The report warned investors to take into account the dual requirements where a region requires adherence to both a national system, and a supranational one. In addition, supranational regimes may also overlap with each other, adding yet another layer of complexity.
Some regions have unclear merger review timetables, with gaps in the local law in territories such as Tanzania allowing third parties to object to a transaction late in the deal review, while a lack of resources may also prolong review timetables. Furthermore, it is common for regimes to lack clarity on when the clock starts on a review.
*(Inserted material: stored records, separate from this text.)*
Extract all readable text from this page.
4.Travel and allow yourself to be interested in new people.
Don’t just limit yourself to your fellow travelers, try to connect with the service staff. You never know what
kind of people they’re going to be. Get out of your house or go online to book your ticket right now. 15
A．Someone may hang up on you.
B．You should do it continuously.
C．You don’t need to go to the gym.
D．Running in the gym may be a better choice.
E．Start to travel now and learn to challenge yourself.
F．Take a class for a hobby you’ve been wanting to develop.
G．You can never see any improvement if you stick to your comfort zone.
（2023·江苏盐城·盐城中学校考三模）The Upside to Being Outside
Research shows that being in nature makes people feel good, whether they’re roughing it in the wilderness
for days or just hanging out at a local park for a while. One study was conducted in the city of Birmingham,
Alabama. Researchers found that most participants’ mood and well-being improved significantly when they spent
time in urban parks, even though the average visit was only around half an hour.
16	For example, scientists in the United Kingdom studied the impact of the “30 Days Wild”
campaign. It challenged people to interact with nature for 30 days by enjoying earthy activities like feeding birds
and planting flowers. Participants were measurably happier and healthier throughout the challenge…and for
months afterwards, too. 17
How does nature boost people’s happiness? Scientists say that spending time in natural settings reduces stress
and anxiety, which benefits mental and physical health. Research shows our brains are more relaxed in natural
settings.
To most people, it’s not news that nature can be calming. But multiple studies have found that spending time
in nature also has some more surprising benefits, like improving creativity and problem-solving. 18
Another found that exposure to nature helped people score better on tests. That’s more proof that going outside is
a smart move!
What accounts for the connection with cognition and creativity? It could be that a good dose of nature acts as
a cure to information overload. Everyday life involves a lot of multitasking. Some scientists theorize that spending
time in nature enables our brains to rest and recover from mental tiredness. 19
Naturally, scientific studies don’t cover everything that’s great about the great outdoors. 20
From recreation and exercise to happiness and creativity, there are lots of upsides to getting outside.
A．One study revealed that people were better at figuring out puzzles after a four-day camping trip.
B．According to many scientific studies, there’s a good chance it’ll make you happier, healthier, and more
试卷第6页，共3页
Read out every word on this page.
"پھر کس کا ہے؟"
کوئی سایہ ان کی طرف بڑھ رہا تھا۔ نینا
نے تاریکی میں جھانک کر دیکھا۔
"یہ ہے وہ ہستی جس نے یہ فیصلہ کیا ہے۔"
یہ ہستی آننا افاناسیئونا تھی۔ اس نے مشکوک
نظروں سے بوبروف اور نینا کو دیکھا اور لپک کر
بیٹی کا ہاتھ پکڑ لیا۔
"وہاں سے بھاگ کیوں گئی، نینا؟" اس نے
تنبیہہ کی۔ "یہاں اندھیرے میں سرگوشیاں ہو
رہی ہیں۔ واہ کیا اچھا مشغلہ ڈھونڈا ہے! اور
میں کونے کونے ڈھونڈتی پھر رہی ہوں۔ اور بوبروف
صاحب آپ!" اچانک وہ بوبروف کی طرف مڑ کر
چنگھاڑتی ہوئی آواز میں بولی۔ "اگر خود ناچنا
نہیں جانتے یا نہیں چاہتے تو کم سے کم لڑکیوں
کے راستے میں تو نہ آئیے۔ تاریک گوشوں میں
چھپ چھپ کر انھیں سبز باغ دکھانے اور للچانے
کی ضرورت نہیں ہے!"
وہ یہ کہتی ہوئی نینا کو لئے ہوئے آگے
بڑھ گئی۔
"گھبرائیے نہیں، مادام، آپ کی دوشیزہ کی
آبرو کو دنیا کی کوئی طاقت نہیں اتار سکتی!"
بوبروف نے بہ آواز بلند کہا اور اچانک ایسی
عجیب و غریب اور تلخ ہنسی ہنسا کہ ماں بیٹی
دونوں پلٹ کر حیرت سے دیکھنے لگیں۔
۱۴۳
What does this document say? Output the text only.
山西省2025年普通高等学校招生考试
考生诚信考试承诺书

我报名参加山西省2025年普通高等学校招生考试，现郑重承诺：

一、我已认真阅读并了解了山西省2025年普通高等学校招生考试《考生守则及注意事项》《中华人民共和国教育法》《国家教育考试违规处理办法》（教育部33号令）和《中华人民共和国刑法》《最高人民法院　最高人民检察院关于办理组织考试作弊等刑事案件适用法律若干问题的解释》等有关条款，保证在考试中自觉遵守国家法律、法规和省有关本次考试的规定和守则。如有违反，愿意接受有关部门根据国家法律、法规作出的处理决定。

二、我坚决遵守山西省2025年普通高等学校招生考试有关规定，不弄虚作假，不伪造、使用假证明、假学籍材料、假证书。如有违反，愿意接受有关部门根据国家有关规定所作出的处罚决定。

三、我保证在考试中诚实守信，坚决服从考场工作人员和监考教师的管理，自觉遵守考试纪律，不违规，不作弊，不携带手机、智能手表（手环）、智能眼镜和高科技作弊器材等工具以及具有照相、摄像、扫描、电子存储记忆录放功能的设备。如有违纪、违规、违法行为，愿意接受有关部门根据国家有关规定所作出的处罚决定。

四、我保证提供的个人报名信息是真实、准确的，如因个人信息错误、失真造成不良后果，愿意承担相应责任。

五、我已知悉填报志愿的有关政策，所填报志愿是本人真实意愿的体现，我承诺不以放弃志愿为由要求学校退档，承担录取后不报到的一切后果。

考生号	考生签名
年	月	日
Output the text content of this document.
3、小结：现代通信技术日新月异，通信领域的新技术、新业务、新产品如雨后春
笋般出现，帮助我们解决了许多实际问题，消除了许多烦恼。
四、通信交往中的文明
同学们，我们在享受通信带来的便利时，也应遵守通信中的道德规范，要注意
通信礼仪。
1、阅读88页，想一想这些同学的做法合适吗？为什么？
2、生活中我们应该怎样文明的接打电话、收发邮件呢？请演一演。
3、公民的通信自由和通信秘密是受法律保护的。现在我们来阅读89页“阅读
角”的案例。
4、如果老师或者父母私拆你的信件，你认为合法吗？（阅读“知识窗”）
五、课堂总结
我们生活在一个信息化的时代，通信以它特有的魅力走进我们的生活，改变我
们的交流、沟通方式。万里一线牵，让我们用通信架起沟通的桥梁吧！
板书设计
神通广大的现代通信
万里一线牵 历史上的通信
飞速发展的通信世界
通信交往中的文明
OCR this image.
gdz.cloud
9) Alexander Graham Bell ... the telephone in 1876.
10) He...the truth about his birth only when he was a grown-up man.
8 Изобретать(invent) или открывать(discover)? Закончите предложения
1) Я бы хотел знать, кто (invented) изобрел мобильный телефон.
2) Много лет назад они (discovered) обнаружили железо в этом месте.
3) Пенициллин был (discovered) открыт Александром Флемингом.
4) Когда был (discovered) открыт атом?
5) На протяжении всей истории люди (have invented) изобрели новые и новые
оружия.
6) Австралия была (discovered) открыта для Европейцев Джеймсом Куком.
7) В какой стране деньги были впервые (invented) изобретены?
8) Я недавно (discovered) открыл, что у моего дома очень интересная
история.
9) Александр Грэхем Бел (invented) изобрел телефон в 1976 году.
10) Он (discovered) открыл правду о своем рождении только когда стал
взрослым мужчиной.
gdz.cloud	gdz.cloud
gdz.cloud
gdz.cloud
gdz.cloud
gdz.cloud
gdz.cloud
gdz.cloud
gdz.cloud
High or unpredictable filing fees are another obstacle, with African jurisdictions, as the report pointed out, having some of the highest filing fees in the world, amounting to a percentage of the deal parties’ turnover or assets. However, several countries have adapted to complaints of excessive fees in recent years. Nigeria, for example, has lowered its highest fee level from 0.75% of the deal value or annual transaction parties’ turnover, depending on which is higher, to 0.35%.
Public interest considerations add another layer of complexity. Jurisdictions such as South Africa, Botswana and Namibia have placed factors including employment, price regulation and proper representation of historically disadvantaged persons onto deals, which can add more layers to merger control than the simple question of the transaction on its own. Some countries have modernised their regimes to increase transparency in recent times, including Botswana and Kenya, which are in the process of drafting guidelines for the evaluation of public interest assessments.
The ability to navigate these regulatory issues will be the key to unlocking the further potential for investment within Africa’s transport and logistics sector.